After the tokenization step, the API provides two functions to optionally split off English possessive markers (“Fred's”, “Argus'”) and even contractions (“isn't” → “is n't” [note the attachment of the letter n], “he'll” → “he 'll”, “I've” → “I 've”, etc.) as their own tokens, which can be useful for downstream linguistic parsing (split_possessive_markers and split_contractions). To use them, just wrap your tokenizer with the preferred method:

def SimpleTokenizer(text):
    for sentence in split_multi(text):
        for token in split_contractions(word_tokenizer(sentence)):
            yield token
        yield None  # None to signal sentence terminals

# An even shorter usage example:
my_tokens = [split_contractions(word_tokenizer(sentence)) for
             sentence in split_multi(my_text)]

Feedback and Conclusions

All this functionality and the API itself are briefly documented on segtok's "homepage". As there is not very much functionality around, I hope that between this guide here and the overview there, the library should be fairly easy to use. Furthermore, in command-line mode, using the --help option will explain you all options provided by the two scripts the PyPI package installs.
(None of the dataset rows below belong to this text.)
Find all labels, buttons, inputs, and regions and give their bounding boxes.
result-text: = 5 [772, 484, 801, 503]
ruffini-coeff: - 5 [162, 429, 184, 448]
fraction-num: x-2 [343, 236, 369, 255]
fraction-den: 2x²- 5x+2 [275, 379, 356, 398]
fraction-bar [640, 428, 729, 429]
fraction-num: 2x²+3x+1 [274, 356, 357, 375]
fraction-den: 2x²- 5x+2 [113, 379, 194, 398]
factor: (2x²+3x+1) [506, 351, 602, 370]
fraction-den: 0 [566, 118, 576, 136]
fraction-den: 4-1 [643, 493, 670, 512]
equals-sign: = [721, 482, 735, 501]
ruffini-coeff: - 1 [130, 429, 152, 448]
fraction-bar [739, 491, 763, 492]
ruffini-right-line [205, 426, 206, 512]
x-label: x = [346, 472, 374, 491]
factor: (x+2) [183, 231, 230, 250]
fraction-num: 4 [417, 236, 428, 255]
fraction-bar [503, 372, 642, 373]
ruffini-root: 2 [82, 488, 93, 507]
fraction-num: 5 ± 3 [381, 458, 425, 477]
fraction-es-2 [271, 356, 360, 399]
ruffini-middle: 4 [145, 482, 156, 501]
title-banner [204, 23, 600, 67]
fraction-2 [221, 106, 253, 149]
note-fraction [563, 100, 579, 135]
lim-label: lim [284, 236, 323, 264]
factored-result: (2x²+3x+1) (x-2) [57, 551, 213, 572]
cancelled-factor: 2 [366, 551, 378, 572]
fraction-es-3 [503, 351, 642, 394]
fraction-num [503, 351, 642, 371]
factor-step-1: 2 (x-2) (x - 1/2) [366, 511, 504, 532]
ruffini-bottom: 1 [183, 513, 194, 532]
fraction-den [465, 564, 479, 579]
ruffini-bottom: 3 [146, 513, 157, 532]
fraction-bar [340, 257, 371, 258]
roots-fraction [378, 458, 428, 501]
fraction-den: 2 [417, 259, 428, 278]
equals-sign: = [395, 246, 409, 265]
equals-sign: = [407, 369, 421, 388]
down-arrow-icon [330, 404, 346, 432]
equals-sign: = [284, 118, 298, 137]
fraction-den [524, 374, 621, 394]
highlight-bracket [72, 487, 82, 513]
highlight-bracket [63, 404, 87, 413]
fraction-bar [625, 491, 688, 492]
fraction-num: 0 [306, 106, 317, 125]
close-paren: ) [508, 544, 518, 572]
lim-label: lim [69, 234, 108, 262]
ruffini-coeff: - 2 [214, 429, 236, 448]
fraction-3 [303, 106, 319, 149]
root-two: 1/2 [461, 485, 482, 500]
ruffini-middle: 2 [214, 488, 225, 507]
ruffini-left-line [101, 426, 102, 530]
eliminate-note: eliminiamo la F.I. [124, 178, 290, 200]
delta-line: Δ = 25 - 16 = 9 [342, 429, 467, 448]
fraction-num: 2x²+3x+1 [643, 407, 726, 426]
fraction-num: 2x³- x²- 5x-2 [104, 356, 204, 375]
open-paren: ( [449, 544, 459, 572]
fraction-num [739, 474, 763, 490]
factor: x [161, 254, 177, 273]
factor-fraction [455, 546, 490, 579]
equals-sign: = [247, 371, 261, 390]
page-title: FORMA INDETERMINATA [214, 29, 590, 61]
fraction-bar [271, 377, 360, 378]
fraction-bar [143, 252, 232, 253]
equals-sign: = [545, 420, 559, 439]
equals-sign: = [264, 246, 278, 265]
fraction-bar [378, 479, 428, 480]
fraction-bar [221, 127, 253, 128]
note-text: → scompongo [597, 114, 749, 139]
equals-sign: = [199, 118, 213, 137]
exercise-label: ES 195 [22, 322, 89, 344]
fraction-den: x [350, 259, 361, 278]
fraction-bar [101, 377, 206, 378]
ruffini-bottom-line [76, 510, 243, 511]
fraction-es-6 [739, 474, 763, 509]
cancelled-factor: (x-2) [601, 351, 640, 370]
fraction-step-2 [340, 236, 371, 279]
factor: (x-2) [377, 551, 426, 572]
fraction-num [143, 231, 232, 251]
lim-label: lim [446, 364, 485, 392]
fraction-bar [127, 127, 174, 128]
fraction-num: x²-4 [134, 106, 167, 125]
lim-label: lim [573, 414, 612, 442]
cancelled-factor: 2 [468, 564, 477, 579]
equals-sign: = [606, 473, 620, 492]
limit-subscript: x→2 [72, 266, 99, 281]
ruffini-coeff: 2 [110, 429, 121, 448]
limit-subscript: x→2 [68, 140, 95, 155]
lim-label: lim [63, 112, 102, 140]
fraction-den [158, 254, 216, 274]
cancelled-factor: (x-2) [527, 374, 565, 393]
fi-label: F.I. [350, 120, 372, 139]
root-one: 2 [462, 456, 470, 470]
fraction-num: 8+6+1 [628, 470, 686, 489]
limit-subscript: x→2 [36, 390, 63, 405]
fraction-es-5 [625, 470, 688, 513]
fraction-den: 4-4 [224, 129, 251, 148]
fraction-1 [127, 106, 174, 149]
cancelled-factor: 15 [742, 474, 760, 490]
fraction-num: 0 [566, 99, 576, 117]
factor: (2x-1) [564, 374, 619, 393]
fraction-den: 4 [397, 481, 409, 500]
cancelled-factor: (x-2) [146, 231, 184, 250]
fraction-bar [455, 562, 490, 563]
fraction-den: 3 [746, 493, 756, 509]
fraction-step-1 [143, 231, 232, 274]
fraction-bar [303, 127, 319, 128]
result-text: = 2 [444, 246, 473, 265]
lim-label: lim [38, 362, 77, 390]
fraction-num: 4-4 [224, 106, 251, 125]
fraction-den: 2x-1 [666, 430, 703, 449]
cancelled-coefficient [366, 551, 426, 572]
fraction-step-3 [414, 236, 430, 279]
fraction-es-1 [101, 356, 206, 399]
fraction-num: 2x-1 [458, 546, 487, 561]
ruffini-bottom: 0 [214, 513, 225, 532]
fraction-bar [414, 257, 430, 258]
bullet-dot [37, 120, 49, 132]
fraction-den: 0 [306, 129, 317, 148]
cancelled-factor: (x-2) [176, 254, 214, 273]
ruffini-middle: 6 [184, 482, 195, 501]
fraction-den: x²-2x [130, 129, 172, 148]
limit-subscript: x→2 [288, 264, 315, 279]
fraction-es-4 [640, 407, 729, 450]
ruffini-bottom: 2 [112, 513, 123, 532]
If you are be looking for new features, you are welcome to extend the library or request a new feature on the tool's GitHub Issues page (no guarantees, though... ;-)). As a forum for discussing this tool, please use this Reddit thread. In addition, if you use this library and run into any problems, I would be glad to receive bug reports there, too. Overall, I have attempted to keep the strategy used by segtok as slim as possible. So if you are using any heavy language processing or sequence analysis tools after segtok, it should have no impact on your throughput at all.

I have created this library after being disappointed by the other approaches in the wild, and for regular texts, my experience is that it works substantially superior in at least one of segmentation capabilities and/or runtime performance. As I do not wish to bash any existing tool, I will only name one sentence segmentation approach I like very much: Punkt Tokenizer by Kiss and Strunk, 2006. PT is a unsupervised, statistical approach to segmentation that “learns” whether to split sentences at sentence terminal markers. While quite impressive and very versatile due to its unsupervised nature, I can state clearly that segtok's segmenter works substantially better on Germanic and Romance texts that (mostly) have a proper orthography. Unsurprisingly, segtok's sentence segmenter is substantially faster than a comparable Python implementation of the Punkt Tokenizer by NLTK.